Sejarah Kesenian Wayang Kulit di Jawa

Sejarah Kesenian Wayang Kulit di Jawa

Wayang kulit adalah salah satu kesenian jawa asli yang telah diakui sebagai warisan budaya UNESCO. Jadi wayang kulit telah diakui secara mendunia. Wayang kulit merupakan pertunjukan pagelaran yang menggunakan wayang. Selain itu, dalam pertunjukan wayang kulit terdapat pesan moral yang disampaikan kepada pemirsa. Wayang kulit sendiri merupakan peninggalan budaya bernilai seni tinggi karena merupakan seni kriya. Bahkan sekarang wayang kulit yang asli jawa telah populer di berbagai belahan dunia. seperti perancis, jerman, yunani, jepang, thailand, dan masih banyak lagi. Anda sebagai warga asli Indonesia harus mengetahui sejarah wayang kulit berikut ini.

Pada jaman kerajaan

Wayang kualitas telah ada di Indonesia sejak jaman kerajaan, jadi sudah sangat lama. Buktinya adalah ada pada kakawin arjunawiwaha yang dibuat oleh mpu kanwa pada tahun 1035. Dimulai dengan wayang purwa yang dimiliki sri aji jayabaya. Kemudian dikembangkan oleh raden panji di jenggala pada tahun 1223 M. Hingga wayang yang dikembangkan oleh raden jaka.

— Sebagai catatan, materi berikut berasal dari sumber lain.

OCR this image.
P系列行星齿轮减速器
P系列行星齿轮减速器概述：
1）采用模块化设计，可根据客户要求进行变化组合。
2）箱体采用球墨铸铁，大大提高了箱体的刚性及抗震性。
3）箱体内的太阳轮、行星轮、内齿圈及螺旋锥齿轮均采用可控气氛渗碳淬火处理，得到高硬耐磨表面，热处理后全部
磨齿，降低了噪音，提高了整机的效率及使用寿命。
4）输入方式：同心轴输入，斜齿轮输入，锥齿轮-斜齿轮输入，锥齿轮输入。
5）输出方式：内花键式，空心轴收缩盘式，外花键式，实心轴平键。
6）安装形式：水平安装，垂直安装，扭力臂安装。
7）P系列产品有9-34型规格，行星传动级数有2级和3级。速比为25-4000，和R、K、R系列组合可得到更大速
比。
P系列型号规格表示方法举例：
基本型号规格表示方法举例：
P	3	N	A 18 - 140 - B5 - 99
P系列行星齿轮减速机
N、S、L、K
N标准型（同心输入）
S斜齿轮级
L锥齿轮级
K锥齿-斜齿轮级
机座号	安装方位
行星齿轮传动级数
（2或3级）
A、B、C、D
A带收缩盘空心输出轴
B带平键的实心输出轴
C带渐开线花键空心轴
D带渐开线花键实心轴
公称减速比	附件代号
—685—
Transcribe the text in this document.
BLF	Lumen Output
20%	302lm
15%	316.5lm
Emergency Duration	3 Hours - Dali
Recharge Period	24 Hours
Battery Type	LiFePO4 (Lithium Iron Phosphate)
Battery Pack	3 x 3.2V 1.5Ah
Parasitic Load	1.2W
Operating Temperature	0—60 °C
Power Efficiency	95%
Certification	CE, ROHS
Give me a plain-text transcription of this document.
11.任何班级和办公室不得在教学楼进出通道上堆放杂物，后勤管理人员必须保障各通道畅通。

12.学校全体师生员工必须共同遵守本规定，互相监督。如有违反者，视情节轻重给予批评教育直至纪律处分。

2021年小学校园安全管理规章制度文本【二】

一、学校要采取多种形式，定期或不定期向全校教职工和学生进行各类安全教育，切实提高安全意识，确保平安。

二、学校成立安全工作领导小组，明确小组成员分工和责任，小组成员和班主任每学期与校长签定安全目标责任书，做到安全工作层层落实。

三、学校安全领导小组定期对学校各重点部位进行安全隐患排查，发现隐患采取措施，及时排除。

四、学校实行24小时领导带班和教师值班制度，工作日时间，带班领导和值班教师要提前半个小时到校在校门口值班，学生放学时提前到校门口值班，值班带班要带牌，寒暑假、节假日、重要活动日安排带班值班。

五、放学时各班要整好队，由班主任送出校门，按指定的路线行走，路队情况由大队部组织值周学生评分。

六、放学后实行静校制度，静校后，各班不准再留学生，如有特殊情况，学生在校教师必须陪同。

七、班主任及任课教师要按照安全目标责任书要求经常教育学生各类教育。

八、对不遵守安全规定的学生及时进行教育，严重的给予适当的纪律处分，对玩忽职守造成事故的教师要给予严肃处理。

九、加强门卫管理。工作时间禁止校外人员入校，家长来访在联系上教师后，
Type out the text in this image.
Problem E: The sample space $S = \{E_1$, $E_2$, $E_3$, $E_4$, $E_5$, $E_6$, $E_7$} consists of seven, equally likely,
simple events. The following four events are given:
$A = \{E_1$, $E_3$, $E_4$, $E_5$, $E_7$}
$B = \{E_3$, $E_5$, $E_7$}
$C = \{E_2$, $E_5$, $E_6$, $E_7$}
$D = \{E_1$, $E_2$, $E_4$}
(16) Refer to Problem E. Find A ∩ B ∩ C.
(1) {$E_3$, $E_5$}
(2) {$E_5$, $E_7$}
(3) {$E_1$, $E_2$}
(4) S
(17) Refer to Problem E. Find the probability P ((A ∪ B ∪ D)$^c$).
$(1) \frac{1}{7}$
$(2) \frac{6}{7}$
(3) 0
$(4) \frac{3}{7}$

Wayang kulit pada jaman kerajaan islam

Pada jaman kerajaan islam sunan kalijaga adalah salah satu tokoh yang menciptakan tokoh lakon super semar. Karena pada jaman penyebaran agama islam yang saat itu masih kental hindu budha, sunan kalijaga menggunakan pertunjukan wayang kulit sebagai penyebaran agama islam. Yaitu dengan memasukkan ajaran islam pada pertunjukan wayang kulit. Pada jaman ini muncul istilah-istilah pewayangan seperti dalang, tokoh semar, tokoh petruk,  tokoh gareng, dan tokoh bagong.

Wayang kulit pada zaman modern

Wayang kulit pada jaman modern sangatlah populer. Bahkan sampai ke luar negeri. Pada tangga 7 november 2003 kebudayaan wayang mendapatkan penghargaan sebagai karya kebudayaan yang mengagumkan dalam bidang cerita narasi dan warisan yang indah dan berharga. Kemudian wayang kulit didaftarkan sebagai warisan kebudayaan UNESCO dan pada 21 april 2004 disetujui dan diadakan upacara penyerahan penghargaan di Paris, perancis. Hal ini sangatlah membanggakan jika kebudayaan indonesia mejadi populer di dunia.

Itulah sejarah wayang kulit. Semoga bermanfaat.